Le film d’Eric Lartigau – #Jesuislà – envoie Alain Chabat à Séoul grâce à Instagram. Un film au scénario assez classique qui dresse un portrait rare de la Corée. Festival International du film à Busan.
Il raconte l’histoire de Stéphane, un chef français qui s’ennuie dans sa vie. Déconnecté de son quotidien, sa famille – ses deux fils et son ex-femme – son restaurant et ses clients, il développe une obsession pour Soo, une coréenne qui le fait rêver et qu’il suit sur Instagram. Les deux discutent jusqu’à ce que, sur un coup de tête, Stéphane décide d’aller la rejoindre à Séoul. Un voyage en terre inconnue qui va le confronter à lui-même et lui permettre de se découvrir.
On ne va pas vous mentir : s’identifier à un quinquagénaire bedonnant, un peu pathétique et mal à l’aise sur Instagram ne nous était jamais arrivé auparavant. Probablement, vous non plus ! Seulement, si vous aimez la Corée, sa culture, ses particularités, il vous sera impossible de ne pas vous retrouver dans les yeux de Stéphane, ils pétillent lorsqu’il raconte le pays et ses gens, lorsqu’il parle du kimchi, de la gentillesse des inconnus, de leur rudesse.
L’émotion est tellement forte pendant ces scènes de partage que le scénario passe presque au second plan. Le film est objectivement divertissant mais sa force est dans la subtilité avec laquelle il raconte le choc de deux cultures – la culture française et la culture coréenne.
1. Voyager au hasard
Que votre intérêt soit tout jeune ou que vous soyez déjà allé y vivre pendant deux ans, vous allez vous retrouver dans cette vision moderne que le film offre de la Corée du Sud. On passe seulement par les lieux les plus emblématiques : l’aéroport d’Incheon, le marché de Gwangjang, de vieilles allées séoulites.

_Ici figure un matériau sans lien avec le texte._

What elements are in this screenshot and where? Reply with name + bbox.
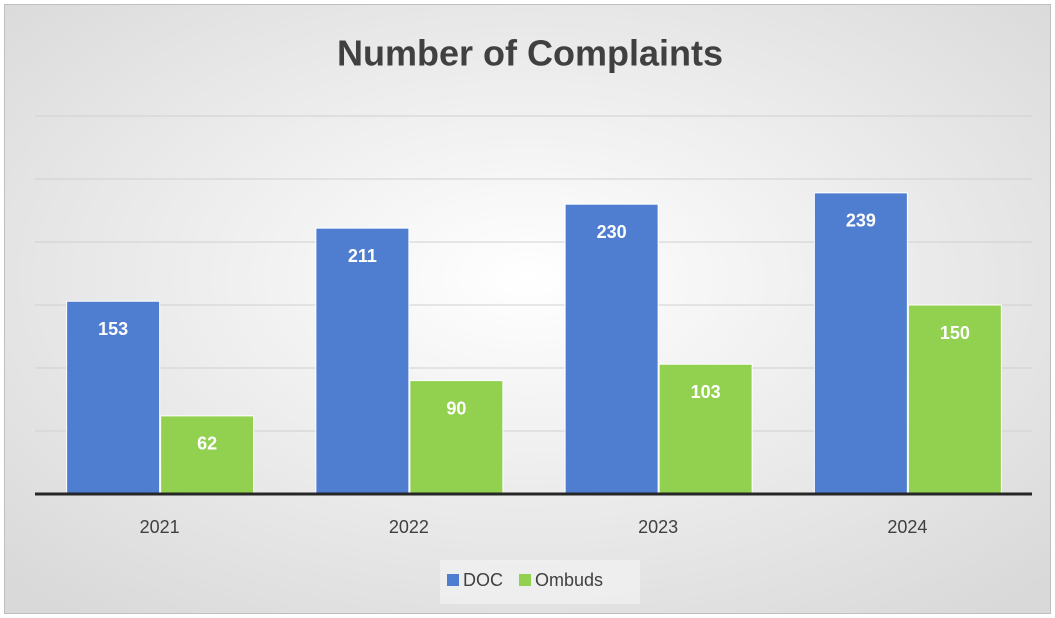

Mais on en voit aussi les coins cachés, ces lieux que l’on ne montre jamais, ces portes devant lesquelles on passe sans s’émouvoir. On saute d’un plan du large et emblématique boulevard de Jongno à un plan dans une minuscule rue bondée, d’une scène où la barrière du langage crée un malentendu à une scène où elle offre une magnifique rencontre, d’un moment de solitude terrifiant à un moment de convivialité inattendu. Le film reflète la Corée qui change, la Corée qui surprend, la Corée qui ravit, la Corée qui déçoit, la Corée qui blesse, la Corée qui ne vous laisse jamais indifférent.
Via ce regard d’un étranger sur la ville, on est loin du sentiment que peuvent laisser un film coréen, un drama coréen ou un clip de K-pop. Il ne s’agit pas de raconter les difficultés à l’école, le fossé entre les différentes classes de la population, l’incompréhension entre jeunes et plus âgés. Il ne s’agit pas de critiquer ou de faire la promotion du pays. #jesuislà raconte le dépaysement, raconte dans quelle mesure la Corée est ce qu’elle est – et ce que Stéphane, voyageur d’à peine une dizaine de jours, en comprend. Le film est à propos de nos irréconciliables différences et de la beauté des gestes qui nous permettent de communiquer et de nous lier malgré tout.
#Jesuislà vu par les coréens
« Pendant le temps où j’ai travaillé sur #jesuislà, j’ai eu une sorte de révélation : une nouvelle compréhension d’à quel point les étrangers perçoivent différemment Séoul, qui est si familière pour moi. A travers cette nouvelle expérience de Séoul et de la manière dont le film a été tourné, je l’ai observée avec un oeil plus esthétique et exotique. Je me suis sentie comme une hôte, pendant le tournage – je voulais que l’expérience [de l’équipe] reflète ce que Séoul signifie pour moi. » (Bae Doo-na, Interview dans The Officiel) « Je suis triste de constater que les coréens apparaissent aux yeux des étrangers comme des gens très occupés, indifférents aux autres. »(Jang Hye-ryung, journaliste pour OhMyNews)
IDENTI-K
#JESUISLA
Réalisateur : Eric Lartigau
Scénaristes : Eric Lartigau et Thomas Bidegain
Casting : Alain Chabat, Bae Doona, Blanche Gardin, Ilian Bergala, Jules Sagot, Camille Rutherford, Delphine Gleize.